Tim Hadfield, superintendent of the Camdenton district, told CNS his schools use filtering software called URL Blacklist to block a host of offensive sites, including LGBT sites. He said the district does not want to comply with the ACLU’s demands because to do so would allow children to peruse sexually explicit sites which could also get the district into legal trouble.
“There’s an act called the Children’s Internet Protection Act that we also must follow, too, and by turning one of our filters off, there was a concern from our IT department that we could have possible violations of that act, and so, we erred on the side of caution. And that was the rationale for our decision,” Hadfield said.
The Children’s Internet Protection Act (CIPA) requires that, as a condition for receiving federal funding, schools and libraries must use Internet filters and implement other measures to protect children Kindergarten-age through 12th grade from harmful online content. The measure was signed into law in 2000 and the Supreme Court upheld its constitutionality in 2003 when it was challenged by the American Library Association.
The ACLU claims it filed suit against the Camdenton district claiming that they are blocking the sites because they don’t agree with the LGBT viewpoint. They are demanding that the district either unblock the sexuality filter or obtain other filtering software that is “content neutral” and does not “discriminate” against what school children can access.
“School districts cannot use filtering software that discriminates against Web sites based on their viewpoint,” said Joshua Block, a staff attorney with the ACLU’s LGBT Project.
However, the Alliance Defense Fund (ADF), a conservative religious liberties legal group, says the ACLU’s legal reasoning is all wrong.
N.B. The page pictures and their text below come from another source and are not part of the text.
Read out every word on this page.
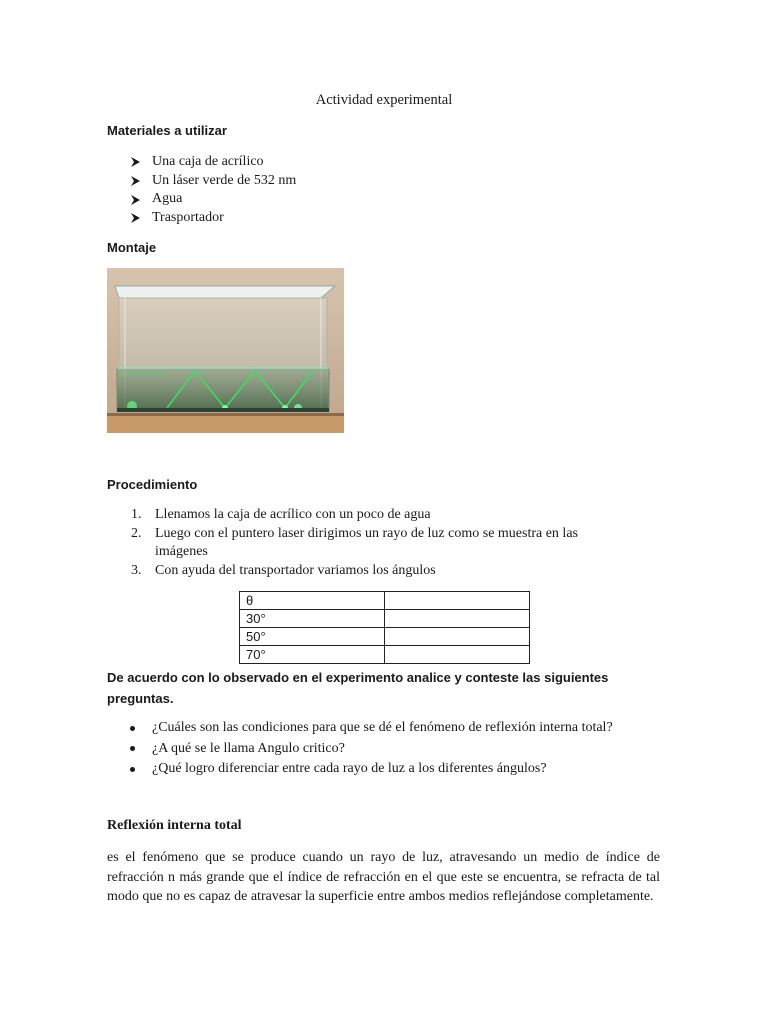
Actividad experimental
Materiales a utilizar
Una caja de acrílico
Un láser verde de 532 nm
Agua
Trasportador
Montaje
Procedimiento
1. Llenamos la caja de acrílico con un poco de agua
2. Luego con el puntero laser dirigimos un rayo de luz como se muestra en las imágenes
3. Con ayuda del transportador variamos los ángulos
θ	
30°	
50°	
70°	
De acuerdo con lo observado en el experimento analice y conteste las siguientes preguntas.
¿Cuáles son las condiciones para que se dé el fenómeno de reflexión interna total?
¿A qué se le llama Angulo critico?
¿Qué logro diferenciar entre cada rayo de luz a los diferentes ángulos?
Reflexión interna total
es el fenómeno que se produce cuando un rayo de luz, atravesando un medio de índice de refracción n más grande que el índice de refracción en el que este se encuentra, se refracta de tal modo que no es capaz de atravesar la superficie entre ambos medios reflejándose completamente.
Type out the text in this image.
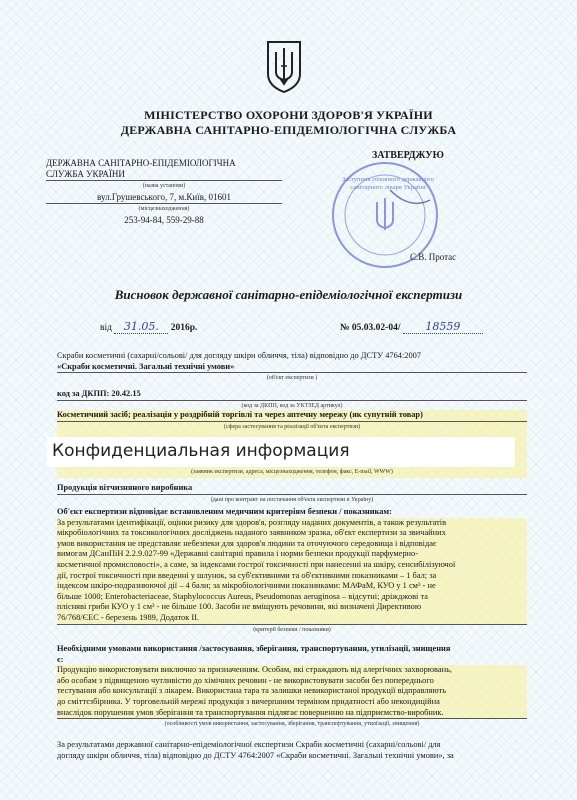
МІНІСТЕРСТВО ОХОРОНИ ЗДОРОВ'Я УКРАЇНИ
ДЕРЖАВНА САНІТАРНО-ЕПІДЕМІОЛОГІЧНА СЛУЖБА
ДЕРЖАВНА САНІТАРНО-ЕПІДЕМІОЛОГІЧНА
СЛУЖБА УКРАЇНИ
(назва установи)
вул.Грушевського, 7, м.Київ, 01601
(місцезнаходження)
253-94-84, 559-29-88
ЗАТВЕРДЖУЮ
Заступник головного державного санітарного лікаря України
С.В. Протас
Висновок державної санітарно-епідеміологічної експертизи
від 31.05. 2016р.	№ 05.03.02-04/ 18559
Скраби косметичні (сахарні/сольові/ для догляду шкіри обличчя, тіла) відповідно до ДСТУ 4764:2007
«Скраби косметичні. Загальні технічні умови»
(об'єкт експертизи )
код за ДКПП: 20.42.15
(код за ДКПП, код за УКТЗЕД артикул)
Косметичний засіб; реалізація у роздрібній торгівлі та через аптечну мережу (як супутній товар)
(сфера застосування та реалізації об'єкта експертизи)
Конфиденциальная информация
(заявник експертизи, адреса, місцезнаходження, телефон, факс, E-mail, WWW)
Продукція вітчизняного виробника
(дані про контракт на постачання об'єкта експертизи в Україну)
Об'єкт експертизи відповідає встановленим медичним критеріям безпеки / показникам:
За результатами ідентифікації, оцінки ризику для здоров'я, розгляду наданих документів, а також результатів
мікробіологічних та токсикологічних досліджень наданого заявником зразка, об'єкт експертизи за звичайних
умов використання не представляє небезпеки для здоров'я людини та оточуючого середовища і відповідає
вимогам ДСанПіН 2.2.9.027-99 «Державні санітарні правила і норми безпеки продукції парфумерно-
косметичної промисловості», а саме, за індексами гострої токсичності при нанесенні на шкіру, сенсибілізуючої
дії, гострої токсичності при введенні у шлунок, за суб'єктивними та об'єктивними показниками – 1 бал; за
індексом шкіро-подразнюючої дії – 4 бали; за мікробіологічними показниками: МАФаМ, КУО у 1 см³ - не
більше 1000; Enterobacteriaceae, Staphylococcus Aureus, Pseudomonas aeruginosa – відсутні; дріжджові та
плісняві гриби КУО у 1 см³ - не більше 100. Засоби не вміщують речовини, які визначені Директивою
76/768/ЄЕС - березень 1989, Додаток II.
(критерії безпеки / показники)
Необхідними умовами використання /застосування, зберігання, транспортування, утилізації, знищення
є:
Продукцію використовувати виключно за призначенням. Особам, які страждають від алергічних захворювань,
або особам з підвищеною чутливістю до хімічних речовин - не використовувати засоби без попереднього
тестування або консультації з лікарем. Використана тара та залишки невикористаної продукції відправляють
до сміттєзбірника. У торговельній мережі продукція з вичерпаним терміном придатності або некондиційна
внаслідок порушення умов зберігання та транспортування підлягає поверненню на підприємство-виробник.
(особливості умов використання, застосування, зберігання, транспортування, утилізації, знищення)
За результатами державної санітарно-епідеміологічної експертизи Скраби косметичні (сахарні/сольові/ для
догляду шкіри обличчя, тіла) відповідно до ДСТУ 4764:2007 «Скраби косметичні. Загальні технічні умови», за
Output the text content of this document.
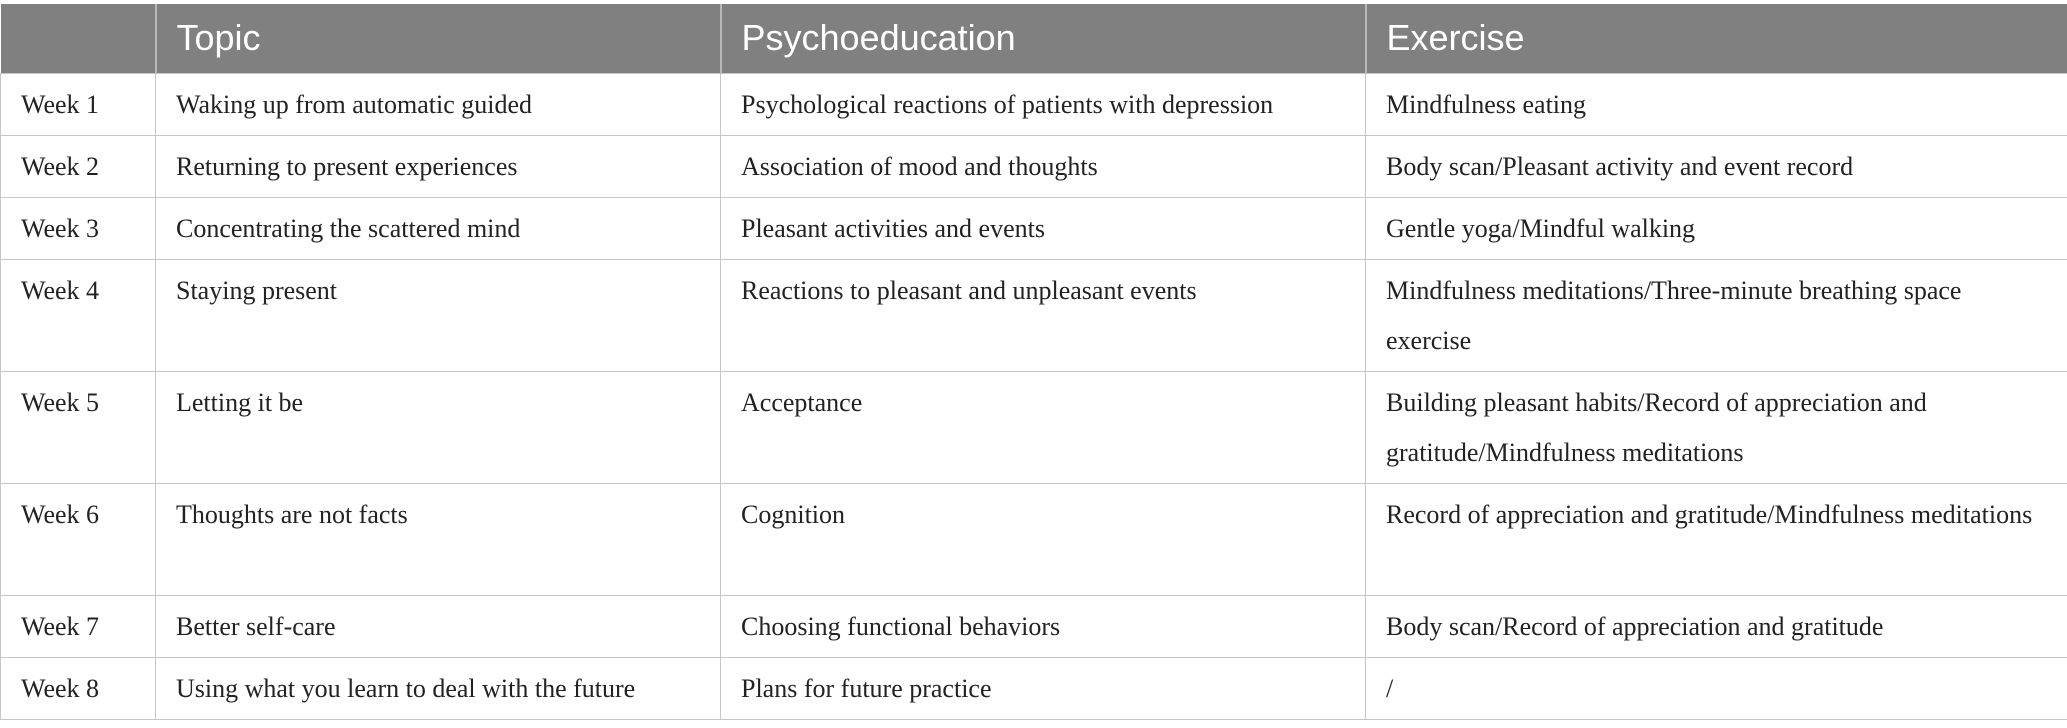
	Topic	Psychoeducation	Exercise
Week 1	Waking up from automatic guided	Psychological reactions of patients with depression	Mindfulness eating
Week 2	Returning to present experiences	Association of mood and thoughts	Body scan/Pleasant activity and event record
Week 3	Concentrating the scattered mind	Pleasant activities and events	Gentle yoga/Mindful walking
Week 4	Staying present	Reactions to pleasant and unpleasant events	Mindfulness meditations/Three-minute breathing space exercise
Week 5	Letting it be	Acceptance	Building pleasant habits/Record of appreciation and gratitude/Mindfulness meditations
Week 6	Thoughts are not facts	Cognition	Record of appreciation and gratitude/Mindfulness meditations
Week 7	Better self-care	Choosing functional behaviors	Body scan/Record of appreciation and gratitude
Week 8	Using what you learn to deal with the future	Plans for future practice	/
“School districts not only have a right, but also an obligation to protect our children from pornography, and they certainly shouldn’t cave in to the ACLU’s demands that they allow this inappropriate access,” ADF Senior Counsel David Cortman told CNS.
Cortman said the ADF had sent a letter to the Camdenton district – and several other school districts that the ACLU is threatening with similar legal action – informing them that there is no legal basis for the ACLU lawsuits.
“It is also our opinion legally that the school district has a right to control the access that students have to the Internet in addition to whatever’s involved in their curriculum,” Cortman said.
They are advising the district to stand firm, saying that the Supreme Court has only held that there cannot be content and viewpoint restrictions when it comes to private speech, which is not the case in this instance. Second, when it comes to library materials, the Court ruled that schools cannot have an “impermissable political motive” for restricting access to books. But in this case, their motives are not political; they are restricting the material because it is sexually inappropriate, which they are permitted to do. Third, the ACLU does not have any legal standing to bring the suit.
“It is our opinion that the plaintiffs in the case don’t have any legal injury, or standing to bring the lawsuit in the first place,” Cortman said. “The reason for that is the plaintiffs in the case are local groups and there is absolutely no law that supports or allows a local group to demand that its Web site is given access from the school’s Internet. So there is simply no First Amendment claim at all.”
Superintendent Hadfield told CNS that school district attorneys are currently in the process of “determining what the next course of action will be.”